Hi everybody,

Here's an idea I had a while ago. Now, I'm an ignoramus when it comes to how programming languages are implemented, so this idea will most likely be either (a) completely impossible or (b) trivial knowledge.

I was thinking about the implementation of the factorial in Python. I was comparing in my mind 2 different solutions: The recursive one, and the one that uses a loop. Here are example implementations for them:

def factorial_recursive(n):
    if n == 1:
        return 1
    return n * factorial_recursive(n - 1)

def factorial_loop(n):
    result = 1
    for i in range(1, n + 1):
        result *= i
    return result

I know that the recursive one is problematic, because it's putting a lot of items on the stack. In fact it's using the stack as if it was a loop variable. The stack wasn't meant to be used like that.

Then the question came to me, why? Maybe the stack could be built to handle this kind of (ab)use?

I read about tail-call optimization on Wikipedia. If I understand correctly, the gist of it is that the interpreter tries to recognize, on a frame-by-frame basis, which frames could be completely eliminated, and then it eliminates those. Then I read Guido's blog post explaining why he doesn't want it in Python. In that post he outlined 4 different reasons why TCO shouldn't be implemented in Python.
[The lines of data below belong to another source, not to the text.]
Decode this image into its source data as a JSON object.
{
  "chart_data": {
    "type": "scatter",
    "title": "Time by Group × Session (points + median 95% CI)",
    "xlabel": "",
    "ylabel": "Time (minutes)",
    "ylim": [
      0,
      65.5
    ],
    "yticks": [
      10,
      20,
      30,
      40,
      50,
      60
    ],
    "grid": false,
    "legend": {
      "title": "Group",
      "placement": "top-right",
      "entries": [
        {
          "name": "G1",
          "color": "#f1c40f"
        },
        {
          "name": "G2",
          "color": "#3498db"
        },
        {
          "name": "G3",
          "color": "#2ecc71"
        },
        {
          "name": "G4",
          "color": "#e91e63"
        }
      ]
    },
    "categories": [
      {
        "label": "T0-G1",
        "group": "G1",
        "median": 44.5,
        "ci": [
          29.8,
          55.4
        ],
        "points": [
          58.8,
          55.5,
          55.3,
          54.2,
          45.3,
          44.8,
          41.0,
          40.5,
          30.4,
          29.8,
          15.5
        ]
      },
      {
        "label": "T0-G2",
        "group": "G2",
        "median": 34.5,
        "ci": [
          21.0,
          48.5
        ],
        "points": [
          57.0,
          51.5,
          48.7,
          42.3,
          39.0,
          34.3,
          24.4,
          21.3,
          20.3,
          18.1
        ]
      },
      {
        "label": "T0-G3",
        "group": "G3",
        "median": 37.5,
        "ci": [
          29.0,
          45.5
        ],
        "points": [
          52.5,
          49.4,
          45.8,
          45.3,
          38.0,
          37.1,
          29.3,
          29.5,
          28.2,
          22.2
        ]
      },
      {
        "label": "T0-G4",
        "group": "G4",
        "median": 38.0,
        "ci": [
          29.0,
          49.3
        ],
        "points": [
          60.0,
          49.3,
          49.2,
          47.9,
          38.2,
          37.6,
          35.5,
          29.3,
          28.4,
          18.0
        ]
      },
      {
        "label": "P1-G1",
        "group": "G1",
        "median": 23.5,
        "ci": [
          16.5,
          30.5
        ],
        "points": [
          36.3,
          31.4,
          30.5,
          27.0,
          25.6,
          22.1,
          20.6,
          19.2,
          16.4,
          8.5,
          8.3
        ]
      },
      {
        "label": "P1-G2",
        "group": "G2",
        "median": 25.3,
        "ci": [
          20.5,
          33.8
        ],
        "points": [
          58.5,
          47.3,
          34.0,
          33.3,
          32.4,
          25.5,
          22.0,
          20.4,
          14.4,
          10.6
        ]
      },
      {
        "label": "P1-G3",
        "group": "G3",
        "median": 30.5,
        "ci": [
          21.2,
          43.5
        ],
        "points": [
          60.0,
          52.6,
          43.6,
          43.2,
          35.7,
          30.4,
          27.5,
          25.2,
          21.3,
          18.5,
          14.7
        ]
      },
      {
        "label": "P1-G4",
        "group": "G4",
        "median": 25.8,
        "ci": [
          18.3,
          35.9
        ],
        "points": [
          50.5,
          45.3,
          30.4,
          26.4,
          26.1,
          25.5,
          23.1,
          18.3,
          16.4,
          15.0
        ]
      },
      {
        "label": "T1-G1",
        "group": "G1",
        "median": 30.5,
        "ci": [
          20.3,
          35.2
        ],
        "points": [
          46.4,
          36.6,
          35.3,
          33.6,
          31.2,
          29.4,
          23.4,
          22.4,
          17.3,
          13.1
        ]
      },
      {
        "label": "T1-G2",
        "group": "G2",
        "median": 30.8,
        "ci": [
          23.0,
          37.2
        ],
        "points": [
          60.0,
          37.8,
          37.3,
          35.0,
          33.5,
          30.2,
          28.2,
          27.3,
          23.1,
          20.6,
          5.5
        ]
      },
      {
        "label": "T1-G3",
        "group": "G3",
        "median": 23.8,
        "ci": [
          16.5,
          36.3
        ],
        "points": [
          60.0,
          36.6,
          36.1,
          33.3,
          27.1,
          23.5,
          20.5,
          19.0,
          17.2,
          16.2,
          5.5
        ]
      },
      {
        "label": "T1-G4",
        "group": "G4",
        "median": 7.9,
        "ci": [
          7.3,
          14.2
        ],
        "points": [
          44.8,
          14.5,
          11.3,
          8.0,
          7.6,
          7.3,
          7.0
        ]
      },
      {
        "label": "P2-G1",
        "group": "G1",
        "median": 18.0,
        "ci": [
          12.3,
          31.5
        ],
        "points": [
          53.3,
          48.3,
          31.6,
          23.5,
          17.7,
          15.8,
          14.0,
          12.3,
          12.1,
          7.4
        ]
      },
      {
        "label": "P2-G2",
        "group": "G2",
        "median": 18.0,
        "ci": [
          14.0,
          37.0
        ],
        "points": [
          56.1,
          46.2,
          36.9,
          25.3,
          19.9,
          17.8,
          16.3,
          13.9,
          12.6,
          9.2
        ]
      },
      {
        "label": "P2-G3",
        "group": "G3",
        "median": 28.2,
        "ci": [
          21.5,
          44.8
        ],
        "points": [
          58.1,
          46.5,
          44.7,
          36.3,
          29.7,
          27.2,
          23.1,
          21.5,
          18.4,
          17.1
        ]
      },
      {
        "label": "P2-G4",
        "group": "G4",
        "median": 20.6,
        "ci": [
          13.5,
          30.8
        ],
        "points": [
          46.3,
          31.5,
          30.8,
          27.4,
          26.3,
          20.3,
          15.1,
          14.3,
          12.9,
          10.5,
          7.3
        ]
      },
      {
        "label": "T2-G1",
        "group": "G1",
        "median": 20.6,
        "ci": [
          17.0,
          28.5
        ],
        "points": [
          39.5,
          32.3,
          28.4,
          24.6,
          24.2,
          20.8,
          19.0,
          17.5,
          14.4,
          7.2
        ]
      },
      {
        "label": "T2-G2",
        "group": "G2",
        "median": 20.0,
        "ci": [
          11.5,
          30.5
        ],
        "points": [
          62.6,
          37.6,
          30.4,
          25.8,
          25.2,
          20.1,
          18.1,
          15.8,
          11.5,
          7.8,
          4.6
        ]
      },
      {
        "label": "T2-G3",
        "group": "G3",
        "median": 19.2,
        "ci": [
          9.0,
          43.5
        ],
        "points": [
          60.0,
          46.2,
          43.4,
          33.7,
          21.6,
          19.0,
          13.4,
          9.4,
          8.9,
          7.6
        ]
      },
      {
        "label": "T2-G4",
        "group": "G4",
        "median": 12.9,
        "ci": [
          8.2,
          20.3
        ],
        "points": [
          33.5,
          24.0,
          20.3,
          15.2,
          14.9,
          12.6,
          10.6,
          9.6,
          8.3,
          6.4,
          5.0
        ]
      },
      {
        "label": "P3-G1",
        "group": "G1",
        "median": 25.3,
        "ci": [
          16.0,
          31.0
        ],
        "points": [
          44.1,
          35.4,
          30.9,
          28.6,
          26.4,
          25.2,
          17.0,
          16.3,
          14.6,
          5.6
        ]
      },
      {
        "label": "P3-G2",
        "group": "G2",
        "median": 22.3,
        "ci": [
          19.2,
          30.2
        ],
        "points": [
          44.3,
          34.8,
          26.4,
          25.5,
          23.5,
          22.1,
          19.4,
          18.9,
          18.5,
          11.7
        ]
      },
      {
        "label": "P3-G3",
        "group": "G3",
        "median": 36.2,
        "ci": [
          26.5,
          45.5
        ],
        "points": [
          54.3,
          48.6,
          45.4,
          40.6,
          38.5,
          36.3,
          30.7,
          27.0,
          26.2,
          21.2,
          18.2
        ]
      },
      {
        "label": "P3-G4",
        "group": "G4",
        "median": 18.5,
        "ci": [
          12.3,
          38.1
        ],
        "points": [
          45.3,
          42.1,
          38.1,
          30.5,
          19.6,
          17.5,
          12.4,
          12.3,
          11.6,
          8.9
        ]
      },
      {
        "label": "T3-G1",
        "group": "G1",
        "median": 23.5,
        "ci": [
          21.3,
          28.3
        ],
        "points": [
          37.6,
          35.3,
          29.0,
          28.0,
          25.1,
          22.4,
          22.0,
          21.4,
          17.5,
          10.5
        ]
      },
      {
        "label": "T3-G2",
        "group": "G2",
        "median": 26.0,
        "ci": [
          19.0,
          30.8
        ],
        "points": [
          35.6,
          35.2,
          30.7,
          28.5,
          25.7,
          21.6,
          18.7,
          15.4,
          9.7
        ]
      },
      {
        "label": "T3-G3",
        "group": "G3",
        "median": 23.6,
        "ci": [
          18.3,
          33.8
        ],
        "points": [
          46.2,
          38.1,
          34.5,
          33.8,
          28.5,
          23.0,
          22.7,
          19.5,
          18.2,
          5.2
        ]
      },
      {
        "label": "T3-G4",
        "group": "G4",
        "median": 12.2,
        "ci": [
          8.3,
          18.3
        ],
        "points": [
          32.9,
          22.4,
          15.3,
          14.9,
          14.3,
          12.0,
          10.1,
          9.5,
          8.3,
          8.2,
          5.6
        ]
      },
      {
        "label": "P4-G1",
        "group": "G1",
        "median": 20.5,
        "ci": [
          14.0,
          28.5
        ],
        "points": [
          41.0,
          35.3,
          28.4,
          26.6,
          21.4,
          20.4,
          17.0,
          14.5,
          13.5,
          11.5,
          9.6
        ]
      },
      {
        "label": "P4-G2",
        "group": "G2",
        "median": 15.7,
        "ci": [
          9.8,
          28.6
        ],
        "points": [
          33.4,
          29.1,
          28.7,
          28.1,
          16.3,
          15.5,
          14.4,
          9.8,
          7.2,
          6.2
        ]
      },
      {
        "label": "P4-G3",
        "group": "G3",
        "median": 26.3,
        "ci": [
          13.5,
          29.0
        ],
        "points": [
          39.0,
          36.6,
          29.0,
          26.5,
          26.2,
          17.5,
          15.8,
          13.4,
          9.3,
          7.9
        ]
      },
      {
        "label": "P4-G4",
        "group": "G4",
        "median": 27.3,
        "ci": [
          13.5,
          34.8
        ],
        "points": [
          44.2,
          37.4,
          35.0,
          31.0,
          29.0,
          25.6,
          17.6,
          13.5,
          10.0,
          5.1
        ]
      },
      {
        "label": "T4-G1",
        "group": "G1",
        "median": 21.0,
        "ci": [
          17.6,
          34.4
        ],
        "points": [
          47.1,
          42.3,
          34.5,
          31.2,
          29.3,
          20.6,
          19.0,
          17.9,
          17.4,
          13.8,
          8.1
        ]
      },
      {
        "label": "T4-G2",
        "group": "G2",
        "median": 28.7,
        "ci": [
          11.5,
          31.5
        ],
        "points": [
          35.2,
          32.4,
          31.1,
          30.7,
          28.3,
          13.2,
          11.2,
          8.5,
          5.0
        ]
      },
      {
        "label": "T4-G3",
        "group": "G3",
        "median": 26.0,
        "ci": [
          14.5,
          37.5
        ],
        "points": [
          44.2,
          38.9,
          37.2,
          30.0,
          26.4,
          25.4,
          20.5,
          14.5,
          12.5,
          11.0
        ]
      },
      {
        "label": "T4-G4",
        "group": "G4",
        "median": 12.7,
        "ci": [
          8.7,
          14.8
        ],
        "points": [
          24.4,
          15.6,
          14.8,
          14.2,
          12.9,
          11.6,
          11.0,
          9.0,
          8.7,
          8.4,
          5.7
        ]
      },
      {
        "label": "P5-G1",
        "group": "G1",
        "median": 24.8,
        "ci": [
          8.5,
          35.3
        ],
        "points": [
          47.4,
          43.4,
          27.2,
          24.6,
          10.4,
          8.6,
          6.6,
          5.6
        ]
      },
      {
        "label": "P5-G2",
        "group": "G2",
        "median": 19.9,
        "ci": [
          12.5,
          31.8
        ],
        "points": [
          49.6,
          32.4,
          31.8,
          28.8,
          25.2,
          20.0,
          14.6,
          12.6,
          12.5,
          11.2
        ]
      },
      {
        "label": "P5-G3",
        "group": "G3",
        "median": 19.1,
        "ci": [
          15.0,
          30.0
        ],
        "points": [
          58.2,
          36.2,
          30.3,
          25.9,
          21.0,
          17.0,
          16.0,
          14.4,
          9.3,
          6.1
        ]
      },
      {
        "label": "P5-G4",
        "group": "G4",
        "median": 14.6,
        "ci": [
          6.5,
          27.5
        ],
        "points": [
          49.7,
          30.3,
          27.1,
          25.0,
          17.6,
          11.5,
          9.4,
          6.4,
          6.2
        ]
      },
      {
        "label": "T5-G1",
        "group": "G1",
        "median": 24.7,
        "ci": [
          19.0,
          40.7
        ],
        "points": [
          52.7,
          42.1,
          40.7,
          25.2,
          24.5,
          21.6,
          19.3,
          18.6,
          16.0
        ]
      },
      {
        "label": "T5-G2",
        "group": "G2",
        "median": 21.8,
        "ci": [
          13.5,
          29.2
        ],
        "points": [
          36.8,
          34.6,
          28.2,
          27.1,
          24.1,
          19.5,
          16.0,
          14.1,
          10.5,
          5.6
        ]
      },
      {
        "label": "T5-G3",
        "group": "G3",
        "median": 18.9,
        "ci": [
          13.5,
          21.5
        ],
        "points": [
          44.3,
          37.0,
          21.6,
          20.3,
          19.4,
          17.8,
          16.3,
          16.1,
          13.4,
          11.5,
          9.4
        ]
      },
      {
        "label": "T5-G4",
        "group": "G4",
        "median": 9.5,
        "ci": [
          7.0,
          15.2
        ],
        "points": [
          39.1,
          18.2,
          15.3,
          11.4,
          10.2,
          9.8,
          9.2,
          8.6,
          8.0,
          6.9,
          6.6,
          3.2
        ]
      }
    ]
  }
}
But then I thought, maybe you could do something smarter than eliminating individual stack frames. Maybe we could create something that is to the current implementation of the stack what `xrange` is to the old-style `range`. A smart object that allows access to any of a long list of items in it, without actually having to store those items. This would solve the first argument that Guido raises in his post, which I found to be the most substantial one.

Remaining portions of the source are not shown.